LED's are driven by constant current (350mA, 700mA or 1A) drivers or constant voltage (10V, 12V or 24V) drivers.
• Constant current drivers fix the current of the system and vary the voltage depending on the load of the LED.
• Constant voltage drivers require a fixed voltage and the LED loads are added in parallel across the output of the driver until maximum output currents are reached.

Constant current drivers are typically used in downlights where one, or a series, of luminaires used per driver. These are connected in series.

LEDs produce light by direct conversion of electrical energy to light energy. On the other hand, incandescent light sources produce light by heating a filament until it grows red hot. Linear and compact fluorescent lamps use a UV discharge plus a phosphor to produce the light. HID lamps use the ionisation of gases in a discharge tube which in turn produce photons.

No. LED's directly convert electrical energy to photons. It is a one step process of electroluminescence that does not require time to reach maximum output. Other sources such as fluorescents or HID work on discharge technology. This requires an arc to warm up and may take a few minutes to reach full output.

50,000 hours would imply 5.7 years if the light is operated for 24 hours in a day, 7.6 years if the lights are on 18 hours per day and 11.4 years for 12 hours a day.

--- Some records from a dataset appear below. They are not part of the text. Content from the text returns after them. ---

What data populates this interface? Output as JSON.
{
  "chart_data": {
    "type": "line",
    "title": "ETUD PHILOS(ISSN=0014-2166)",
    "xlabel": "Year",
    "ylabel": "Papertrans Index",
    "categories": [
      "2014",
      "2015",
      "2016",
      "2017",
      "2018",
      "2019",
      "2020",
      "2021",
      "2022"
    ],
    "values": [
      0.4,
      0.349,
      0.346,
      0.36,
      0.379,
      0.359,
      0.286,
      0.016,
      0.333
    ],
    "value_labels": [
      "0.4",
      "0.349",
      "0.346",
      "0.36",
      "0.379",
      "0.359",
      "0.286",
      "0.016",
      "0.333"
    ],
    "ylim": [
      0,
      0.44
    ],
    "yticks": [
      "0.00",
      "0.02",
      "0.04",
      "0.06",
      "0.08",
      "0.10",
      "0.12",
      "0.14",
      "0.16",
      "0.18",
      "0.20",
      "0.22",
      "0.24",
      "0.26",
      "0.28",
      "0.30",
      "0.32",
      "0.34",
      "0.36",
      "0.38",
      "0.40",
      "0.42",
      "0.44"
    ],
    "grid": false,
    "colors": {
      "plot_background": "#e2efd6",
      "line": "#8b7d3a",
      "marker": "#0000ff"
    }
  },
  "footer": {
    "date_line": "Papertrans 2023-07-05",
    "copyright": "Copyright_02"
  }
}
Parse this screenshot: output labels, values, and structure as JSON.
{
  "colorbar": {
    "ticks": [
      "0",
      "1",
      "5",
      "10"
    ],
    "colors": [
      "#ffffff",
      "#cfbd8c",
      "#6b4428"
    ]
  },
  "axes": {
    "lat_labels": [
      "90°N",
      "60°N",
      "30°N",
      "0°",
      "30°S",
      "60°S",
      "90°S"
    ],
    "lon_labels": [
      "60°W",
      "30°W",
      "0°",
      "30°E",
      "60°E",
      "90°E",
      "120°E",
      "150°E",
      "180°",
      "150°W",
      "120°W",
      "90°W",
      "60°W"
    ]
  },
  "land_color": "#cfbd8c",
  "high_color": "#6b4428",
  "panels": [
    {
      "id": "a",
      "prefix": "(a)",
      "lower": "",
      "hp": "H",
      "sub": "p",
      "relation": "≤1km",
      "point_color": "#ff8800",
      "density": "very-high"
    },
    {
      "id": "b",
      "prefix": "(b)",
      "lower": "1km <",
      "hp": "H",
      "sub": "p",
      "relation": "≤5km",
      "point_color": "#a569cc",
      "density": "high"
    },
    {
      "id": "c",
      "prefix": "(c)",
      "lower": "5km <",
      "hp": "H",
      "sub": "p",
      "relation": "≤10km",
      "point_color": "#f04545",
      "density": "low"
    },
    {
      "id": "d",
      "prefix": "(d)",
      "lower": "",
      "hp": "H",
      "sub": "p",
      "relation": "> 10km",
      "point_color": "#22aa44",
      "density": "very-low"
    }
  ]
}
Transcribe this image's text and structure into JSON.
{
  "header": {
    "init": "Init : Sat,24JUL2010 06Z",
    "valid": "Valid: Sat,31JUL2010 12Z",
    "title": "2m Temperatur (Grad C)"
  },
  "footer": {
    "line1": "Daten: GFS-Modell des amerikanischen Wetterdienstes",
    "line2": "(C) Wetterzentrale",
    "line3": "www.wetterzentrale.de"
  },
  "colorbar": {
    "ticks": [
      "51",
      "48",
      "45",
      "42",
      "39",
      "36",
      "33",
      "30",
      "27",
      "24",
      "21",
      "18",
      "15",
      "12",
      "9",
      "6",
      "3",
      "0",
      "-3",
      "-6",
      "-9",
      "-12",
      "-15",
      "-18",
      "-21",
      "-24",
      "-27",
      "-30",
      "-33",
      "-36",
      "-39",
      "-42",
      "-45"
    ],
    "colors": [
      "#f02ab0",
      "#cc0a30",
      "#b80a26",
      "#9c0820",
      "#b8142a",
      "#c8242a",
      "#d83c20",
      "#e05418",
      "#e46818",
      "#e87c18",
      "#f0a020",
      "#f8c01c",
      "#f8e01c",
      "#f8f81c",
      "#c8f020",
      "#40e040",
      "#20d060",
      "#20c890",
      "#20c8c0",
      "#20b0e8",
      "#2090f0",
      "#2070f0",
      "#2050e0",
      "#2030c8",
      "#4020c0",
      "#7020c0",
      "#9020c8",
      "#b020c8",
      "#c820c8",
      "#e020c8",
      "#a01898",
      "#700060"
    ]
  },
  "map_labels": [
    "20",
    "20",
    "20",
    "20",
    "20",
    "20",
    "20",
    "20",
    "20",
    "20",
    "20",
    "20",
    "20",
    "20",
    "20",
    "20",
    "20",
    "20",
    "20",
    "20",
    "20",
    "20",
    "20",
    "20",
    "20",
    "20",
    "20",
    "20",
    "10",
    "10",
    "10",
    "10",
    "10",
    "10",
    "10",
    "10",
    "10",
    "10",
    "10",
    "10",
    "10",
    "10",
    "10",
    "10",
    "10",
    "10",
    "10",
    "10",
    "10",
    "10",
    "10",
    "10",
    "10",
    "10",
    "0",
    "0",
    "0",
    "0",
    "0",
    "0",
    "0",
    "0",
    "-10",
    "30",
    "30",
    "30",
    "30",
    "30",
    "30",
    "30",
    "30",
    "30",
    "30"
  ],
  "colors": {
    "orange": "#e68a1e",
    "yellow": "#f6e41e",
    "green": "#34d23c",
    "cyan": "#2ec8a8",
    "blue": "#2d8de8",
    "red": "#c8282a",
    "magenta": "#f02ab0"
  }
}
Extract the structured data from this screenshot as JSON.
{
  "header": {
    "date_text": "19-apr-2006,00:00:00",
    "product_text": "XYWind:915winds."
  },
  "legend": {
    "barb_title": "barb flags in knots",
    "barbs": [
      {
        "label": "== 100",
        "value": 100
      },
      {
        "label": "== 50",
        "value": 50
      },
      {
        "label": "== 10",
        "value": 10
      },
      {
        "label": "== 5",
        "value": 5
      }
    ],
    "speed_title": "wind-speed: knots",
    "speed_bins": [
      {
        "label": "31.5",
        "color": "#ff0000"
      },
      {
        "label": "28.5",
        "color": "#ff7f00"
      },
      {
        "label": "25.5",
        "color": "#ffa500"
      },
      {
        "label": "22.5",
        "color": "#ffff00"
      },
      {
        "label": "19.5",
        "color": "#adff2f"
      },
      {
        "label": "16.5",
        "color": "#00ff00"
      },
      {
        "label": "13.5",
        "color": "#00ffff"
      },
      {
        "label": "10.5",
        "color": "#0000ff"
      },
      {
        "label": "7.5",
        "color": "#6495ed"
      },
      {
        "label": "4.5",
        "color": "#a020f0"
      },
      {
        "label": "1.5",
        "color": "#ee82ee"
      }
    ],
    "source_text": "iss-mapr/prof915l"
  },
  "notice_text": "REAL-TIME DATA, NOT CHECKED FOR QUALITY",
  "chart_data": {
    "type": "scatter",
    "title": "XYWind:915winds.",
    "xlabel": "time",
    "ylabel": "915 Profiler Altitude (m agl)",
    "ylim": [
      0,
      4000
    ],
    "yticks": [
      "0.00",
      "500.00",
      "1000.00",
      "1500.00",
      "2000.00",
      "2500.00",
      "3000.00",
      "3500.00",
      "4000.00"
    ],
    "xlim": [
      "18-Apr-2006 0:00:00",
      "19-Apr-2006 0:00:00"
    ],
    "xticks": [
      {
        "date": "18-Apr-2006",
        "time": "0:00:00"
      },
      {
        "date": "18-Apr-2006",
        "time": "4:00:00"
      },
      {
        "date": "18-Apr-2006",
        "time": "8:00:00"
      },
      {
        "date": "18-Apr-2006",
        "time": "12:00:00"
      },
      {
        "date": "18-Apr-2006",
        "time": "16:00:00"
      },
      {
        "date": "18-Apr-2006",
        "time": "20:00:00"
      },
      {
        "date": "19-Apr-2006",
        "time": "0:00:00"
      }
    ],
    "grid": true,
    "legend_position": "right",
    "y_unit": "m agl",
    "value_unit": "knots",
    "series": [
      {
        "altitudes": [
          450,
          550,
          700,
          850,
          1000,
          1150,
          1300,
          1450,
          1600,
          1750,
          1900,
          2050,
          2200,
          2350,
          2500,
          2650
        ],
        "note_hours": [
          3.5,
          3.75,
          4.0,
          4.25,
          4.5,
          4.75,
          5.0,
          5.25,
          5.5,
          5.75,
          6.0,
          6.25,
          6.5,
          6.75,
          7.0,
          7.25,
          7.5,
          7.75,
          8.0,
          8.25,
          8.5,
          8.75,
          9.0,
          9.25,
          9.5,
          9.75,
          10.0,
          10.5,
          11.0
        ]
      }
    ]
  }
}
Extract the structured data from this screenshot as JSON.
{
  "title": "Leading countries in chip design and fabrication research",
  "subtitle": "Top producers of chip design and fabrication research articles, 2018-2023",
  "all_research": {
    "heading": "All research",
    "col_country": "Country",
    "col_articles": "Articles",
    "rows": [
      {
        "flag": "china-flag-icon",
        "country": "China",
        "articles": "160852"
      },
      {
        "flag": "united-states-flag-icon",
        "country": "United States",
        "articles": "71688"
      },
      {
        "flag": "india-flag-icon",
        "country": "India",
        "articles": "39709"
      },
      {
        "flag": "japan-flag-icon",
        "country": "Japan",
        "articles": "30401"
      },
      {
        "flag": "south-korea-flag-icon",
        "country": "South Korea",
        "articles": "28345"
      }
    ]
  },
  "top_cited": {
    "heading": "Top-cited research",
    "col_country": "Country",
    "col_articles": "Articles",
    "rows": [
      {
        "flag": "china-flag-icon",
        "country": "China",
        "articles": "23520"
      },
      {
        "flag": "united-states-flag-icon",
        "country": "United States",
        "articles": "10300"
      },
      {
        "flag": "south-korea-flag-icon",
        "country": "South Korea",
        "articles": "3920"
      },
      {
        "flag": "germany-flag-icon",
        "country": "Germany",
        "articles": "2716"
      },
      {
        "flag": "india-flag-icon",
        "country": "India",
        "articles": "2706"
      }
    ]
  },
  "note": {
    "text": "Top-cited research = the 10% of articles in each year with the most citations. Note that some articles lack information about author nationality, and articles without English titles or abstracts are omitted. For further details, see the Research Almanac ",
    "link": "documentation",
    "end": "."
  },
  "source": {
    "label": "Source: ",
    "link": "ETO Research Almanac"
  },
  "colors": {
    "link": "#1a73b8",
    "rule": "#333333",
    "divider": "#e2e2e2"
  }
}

Unlike conventional light sources that reduce in output and eventually fail, LED products do not normally suddenly fail. Instead, the light output reduces over time. The normal convention is to quote the life when the output has reduced by 30%. I.e. when there is 70% light output remaining. This is often quoted as the L70 life and is measured in hours.

Unlike discharge lamps, LEDs are semiconductors and their life span is not affected by the number of times they are turned on and off.

Typically, an LED will last four times longer than a CFL and 25 times longer than an incandescent source that puts out the same amount of light.

Sometimes simply comparing the lumen output of LEDs and conventional light sources may not be adequate. The amount of light falling on specific task area (the lux) gives a more realistic comparison. You should also consider the illumination on the walls. This helps identify applications where LEDs offer better solutions than other light sources.

In many cases when comparing the lumen output between LEDs and conventional light sources, LEDs may have lower lumen value However LEDs are directional light sources. All the lumens emitted from an LED are directed towards the task area; while conventional sources emit light in all directions which are then modulated in a given direction with optical systems like reflectors and lenses. The proportion of lumens that falls in the task area from an LED light source is greater than that of a conventional light source.